Ворота бесшумно открылись, приглашая их в «там»… Акнир повела гостей по ухоженной дорожке, обрамленной высокими горделивыми розами. Впереди путников ждал небольшой особняк. Безмолвный монах шел за Машей с отрешенным видом телохранителя-тени, но присутствие постороннего не затронуло Катины мысли — лжеотрок обладала безграничным кредитом доверия с ее стороны. В отличье от многоликой, переменчивой ведьмы Акнир.
— Что это за дом? — поинтересовалась Дображанская, снимая на ходу перчатки и шубу.
— Дом моей матери. Наш дом. Слепым сюда вход заказан.
— Еще один Провал?
Акнир промолчала: то ли пропустила вопрос мимо ушей, то ли сочла его риторическим.
Парадный вход приближающегося «дома матери» оплетали лепные изображенья двух пышнобедрых и длинноволосых див, изогнувшихся в характерных для нового стиля эротических позах.
— Модерн, — со знанием дела сказала хозяйка «жемчужины» киевского Модерна — Дома с Химерами.
— Что же еще?.. — в одночасье ответили ведьма и Отрок.
Обе сказали это как нечто само собой разумеющееся, а сказав, обменялись короткими взглядами посвященных, выпытывающих степень посвященья друг друга.
Их взгляды заинтересовали Катю куда больше неразъясненной беды, ставшейся под час похищения.
Принявший посетителей круглый холл походил на вестибюль Катиного химерного дома с извивающимся зеленым осьминогом на потолке и настенными росписями глубокого синего цвета, изображавшими морское дно с затонувшими, мертвыми кораблями.
Здешние стены запечатлели чудесный сад: ирисы, лилии, калы, орхидеи и розы… С потолка свисала разноцветная люстра с плафонами в виде тех же цветов. Их нарочито прекрасные, неестественно вытянутые лепестки напоминали хищные щупальца.

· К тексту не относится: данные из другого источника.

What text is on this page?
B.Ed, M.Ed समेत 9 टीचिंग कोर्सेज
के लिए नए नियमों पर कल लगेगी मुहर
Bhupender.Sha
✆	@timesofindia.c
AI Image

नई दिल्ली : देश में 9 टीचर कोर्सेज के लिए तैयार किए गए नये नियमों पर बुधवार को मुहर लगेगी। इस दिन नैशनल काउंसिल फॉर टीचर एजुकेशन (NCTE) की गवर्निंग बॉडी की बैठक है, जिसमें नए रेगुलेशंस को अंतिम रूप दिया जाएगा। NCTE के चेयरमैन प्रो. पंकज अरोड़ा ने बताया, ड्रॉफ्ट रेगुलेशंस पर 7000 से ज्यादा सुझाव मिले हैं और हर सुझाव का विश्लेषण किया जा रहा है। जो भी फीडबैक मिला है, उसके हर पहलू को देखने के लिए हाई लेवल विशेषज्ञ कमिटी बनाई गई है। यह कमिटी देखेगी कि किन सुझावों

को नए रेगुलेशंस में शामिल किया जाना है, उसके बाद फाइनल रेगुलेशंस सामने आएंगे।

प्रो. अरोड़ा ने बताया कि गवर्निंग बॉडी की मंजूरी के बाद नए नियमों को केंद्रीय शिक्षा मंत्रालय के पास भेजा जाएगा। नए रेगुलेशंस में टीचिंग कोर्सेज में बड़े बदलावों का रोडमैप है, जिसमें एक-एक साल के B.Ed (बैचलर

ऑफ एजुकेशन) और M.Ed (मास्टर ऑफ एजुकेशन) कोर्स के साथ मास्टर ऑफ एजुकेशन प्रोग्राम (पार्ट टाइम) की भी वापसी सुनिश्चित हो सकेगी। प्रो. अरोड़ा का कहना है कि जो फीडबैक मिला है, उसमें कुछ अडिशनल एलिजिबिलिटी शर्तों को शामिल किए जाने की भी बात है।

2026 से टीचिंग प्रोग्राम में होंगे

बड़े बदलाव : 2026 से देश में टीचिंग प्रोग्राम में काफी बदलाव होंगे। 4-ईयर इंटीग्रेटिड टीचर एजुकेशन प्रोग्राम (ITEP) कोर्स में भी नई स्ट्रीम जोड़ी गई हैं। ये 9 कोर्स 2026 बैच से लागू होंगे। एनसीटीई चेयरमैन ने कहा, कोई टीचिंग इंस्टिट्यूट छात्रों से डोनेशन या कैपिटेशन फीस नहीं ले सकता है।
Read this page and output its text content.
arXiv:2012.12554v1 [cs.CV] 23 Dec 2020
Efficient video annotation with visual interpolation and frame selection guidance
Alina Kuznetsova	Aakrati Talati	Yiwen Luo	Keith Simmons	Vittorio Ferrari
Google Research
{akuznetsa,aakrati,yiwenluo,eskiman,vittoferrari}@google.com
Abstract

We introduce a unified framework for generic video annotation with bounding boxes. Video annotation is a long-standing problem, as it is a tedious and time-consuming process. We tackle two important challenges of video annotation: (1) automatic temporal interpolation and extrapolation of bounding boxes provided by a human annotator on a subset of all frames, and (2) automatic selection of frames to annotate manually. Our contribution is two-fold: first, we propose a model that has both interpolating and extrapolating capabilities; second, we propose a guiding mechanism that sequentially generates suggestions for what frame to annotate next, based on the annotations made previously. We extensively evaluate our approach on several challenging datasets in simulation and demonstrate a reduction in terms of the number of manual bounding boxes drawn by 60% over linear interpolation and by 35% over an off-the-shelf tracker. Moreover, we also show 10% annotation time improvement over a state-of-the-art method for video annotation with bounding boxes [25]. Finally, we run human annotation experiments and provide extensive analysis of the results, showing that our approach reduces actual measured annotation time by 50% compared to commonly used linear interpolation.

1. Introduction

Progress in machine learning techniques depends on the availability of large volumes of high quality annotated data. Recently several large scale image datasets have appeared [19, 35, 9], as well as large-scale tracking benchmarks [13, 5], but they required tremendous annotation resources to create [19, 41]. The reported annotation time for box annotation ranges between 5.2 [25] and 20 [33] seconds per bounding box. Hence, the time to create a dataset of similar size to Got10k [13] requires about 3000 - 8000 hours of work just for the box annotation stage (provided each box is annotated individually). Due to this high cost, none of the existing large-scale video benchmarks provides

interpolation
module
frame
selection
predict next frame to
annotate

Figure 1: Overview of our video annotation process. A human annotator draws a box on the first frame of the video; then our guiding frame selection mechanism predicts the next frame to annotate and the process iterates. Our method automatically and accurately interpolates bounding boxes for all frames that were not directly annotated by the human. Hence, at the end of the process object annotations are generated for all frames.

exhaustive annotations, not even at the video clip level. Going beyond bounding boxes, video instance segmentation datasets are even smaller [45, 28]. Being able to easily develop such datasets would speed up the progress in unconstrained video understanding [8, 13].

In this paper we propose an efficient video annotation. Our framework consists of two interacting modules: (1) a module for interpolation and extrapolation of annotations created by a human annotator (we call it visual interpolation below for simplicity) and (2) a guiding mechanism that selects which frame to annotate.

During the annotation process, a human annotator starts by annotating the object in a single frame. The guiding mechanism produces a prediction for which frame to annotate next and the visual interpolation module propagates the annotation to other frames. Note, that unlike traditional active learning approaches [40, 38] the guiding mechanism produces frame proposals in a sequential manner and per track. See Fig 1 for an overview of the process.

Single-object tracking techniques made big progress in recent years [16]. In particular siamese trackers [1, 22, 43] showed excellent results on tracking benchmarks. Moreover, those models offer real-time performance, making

Из Машиных записей Катя знала: все эти цветы используются в ведьмацких отварах. Это, наверное, и объединило их…
«Колдовской сад, — Катерина бросила песцовую шубу на столик под вешалкой. — Недурственный образчик Модерна», — надменно признала владелица киевской «жемчужины».
С тех пор, как Екатерина Михайловна переселилась в легендарный дом Городецкого, Модерн стал ее излюбленным стилем. Но, как оказалось, не только ее…
Дверь с витражными стеклами вывела на парадную лестницу.